The father remembered him. He longed for him. We know that to be true by the way the father responded to the son’s return, and by the small but telling detail that the father did not sell off or otherwise dispose of the younger son’s robe and signet ring. “While he was still a long way off, his father caught sight of him, and was filled with compassion.” How long is a “long way off” though? Could we extend this distance all the way back to the “distant country,” to that moment when—who knows how—the younger son finally remembers who he is? No doubt the abject poverty and starvation played a role, but as anyone knows who’s been around long enough, that by itself isn’t always sufficient. We remember who we are only as we are remembered by others; we come to ourselves only as others come out to meet us.

“While he was still a long way off, his father caught sight of him, and was filled with compassion.” Here is the central statement of what the gospel proclaims to us, and to the world: “God demonstrates his own love for us in this: while we were still sinners, Christ died for us” (Romans 5:8).

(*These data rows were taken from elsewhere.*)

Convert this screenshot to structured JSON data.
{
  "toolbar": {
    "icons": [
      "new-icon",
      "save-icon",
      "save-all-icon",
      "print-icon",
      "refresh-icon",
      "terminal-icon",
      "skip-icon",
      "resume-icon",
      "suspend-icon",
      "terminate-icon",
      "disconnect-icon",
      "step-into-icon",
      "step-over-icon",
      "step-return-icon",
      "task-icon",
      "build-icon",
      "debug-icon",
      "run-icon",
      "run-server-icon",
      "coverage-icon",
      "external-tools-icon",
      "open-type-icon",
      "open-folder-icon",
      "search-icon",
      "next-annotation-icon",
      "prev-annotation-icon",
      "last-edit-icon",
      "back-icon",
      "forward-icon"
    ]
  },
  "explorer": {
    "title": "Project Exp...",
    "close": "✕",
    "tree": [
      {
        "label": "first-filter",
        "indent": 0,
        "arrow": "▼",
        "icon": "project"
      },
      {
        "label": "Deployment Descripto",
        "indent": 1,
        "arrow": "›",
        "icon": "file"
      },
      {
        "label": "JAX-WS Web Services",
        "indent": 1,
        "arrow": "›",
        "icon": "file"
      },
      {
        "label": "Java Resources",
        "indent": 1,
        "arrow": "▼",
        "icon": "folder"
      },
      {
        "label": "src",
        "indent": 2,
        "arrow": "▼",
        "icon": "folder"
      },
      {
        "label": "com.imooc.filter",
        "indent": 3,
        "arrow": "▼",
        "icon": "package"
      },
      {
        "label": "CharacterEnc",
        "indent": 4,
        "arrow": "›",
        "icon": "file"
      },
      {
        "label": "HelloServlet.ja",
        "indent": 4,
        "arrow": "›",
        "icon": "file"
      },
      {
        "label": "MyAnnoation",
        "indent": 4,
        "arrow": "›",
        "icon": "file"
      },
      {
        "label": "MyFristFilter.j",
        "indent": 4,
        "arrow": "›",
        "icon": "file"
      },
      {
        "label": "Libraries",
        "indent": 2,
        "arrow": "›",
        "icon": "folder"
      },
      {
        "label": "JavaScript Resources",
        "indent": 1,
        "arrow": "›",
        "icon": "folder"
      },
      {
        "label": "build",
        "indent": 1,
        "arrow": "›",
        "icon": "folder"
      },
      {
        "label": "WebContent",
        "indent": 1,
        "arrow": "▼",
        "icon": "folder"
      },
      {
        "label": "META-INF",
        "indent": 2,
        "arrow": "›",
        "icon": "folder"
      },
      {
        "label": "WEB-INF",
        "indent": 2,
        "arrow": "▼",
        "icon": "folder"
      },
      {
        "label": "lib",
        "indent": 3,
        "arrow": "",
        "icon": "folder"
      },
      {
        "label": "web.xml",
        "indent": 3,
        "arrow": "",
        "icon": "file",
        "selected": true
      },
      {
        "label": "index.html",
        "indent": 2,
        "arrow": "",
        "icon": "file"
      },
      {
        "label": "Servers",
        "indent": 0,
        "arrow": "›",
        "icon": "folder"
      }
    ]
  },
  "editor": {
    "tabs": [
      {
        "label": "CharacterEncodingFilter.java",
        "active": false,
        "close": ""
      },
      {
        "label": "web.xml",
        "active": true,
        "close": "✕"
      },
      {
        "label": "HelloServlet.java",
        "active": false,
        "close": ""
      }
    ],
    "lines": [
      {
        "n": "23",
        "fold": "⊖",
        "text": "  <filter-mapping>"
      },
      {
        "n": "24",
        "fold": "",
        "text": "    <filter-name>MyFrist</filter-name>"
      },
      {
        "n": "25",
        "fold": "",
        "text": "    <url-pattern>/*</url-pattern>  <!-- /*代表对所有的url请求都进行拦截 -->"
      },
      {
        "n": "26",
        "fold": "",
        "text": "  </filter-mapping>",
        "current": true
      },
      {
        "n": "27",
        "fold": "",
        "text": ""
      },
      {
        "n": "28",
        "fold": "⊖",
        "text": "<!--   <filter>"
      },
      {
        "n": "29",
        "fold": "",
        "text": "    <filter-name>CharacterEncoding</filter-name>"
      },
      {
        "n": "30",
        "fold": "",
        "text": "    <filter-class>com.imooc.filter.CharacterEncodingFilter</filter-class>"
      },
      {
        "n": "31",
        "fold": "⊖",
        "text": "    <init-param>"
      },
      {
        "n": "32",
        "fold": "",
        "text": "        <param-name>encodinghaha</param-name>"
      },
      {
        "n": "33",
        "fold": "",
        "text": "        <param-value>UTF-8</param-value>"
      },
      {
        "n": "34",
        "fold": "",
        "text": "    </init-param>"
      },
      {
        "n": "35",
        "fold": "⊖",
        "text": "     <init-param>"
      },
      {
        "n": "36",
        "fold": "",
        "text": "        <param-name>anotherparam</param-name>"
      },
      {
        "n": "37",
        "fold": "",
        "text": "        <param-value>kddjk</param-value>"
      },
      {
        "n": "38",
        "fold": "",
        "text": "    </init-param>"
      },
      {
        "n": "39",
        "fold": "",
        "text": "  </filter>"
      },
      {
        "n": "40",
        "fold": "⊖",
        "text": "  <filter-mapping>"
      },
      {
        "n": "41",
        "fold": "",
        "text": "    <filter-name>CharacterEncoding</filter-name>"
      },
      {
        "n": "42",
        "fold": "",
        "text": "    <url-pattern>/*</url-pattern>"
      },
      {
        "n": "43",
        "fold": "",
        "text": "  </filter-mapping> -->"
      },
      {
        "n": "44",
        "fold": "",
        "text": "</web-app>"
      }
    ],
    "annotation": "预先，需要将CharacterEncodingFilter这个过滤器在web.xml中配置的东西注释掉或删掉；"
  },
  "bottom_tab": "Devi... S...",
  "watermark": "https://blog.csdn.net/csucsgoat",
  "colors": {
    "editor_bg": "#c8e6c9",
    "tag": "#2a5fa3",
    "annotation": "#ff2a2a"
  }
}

And what is the outgrowth of this love, this compassion, this encounter? Surely it is the feast at the end. The father embraces his son, greets him with the caress of mercy, but then prepares him for the celebration that is to follow.

The father seems to forget the grave offense committed by his younger son, who by demanding the inheritance conveyed beyond any doubt that he wished his father dead. And that is the (quite understandable) grievance of the older son, who reminds the father of what the younger son did, telling it like it is: “he swallowed up your property with prostitutes!” What an interesting reversal: the father who did not forget his younger son now forgets to be angry. Yet in remembering the offense—holding on to it, as it were—the older son forgets who his father really is, and so who he himself is. He forgets that he is the one who is “always with the father” and who shares in the father’s bounty completely.

The older son obeys the father, but he does not love what the father loves. He does not remember what the father remembers. And so he cannot enter into the feast of mercy which is the ultimate expression of what and who the father is.

If heaven is a feast, then it is a feast of mercy like the one in this week’s gospel parable. The father prepares it for all, and even beseeches the disgruntled self-righteous among us to enter in. But its theme is always the same: merciful love… and memory eternal.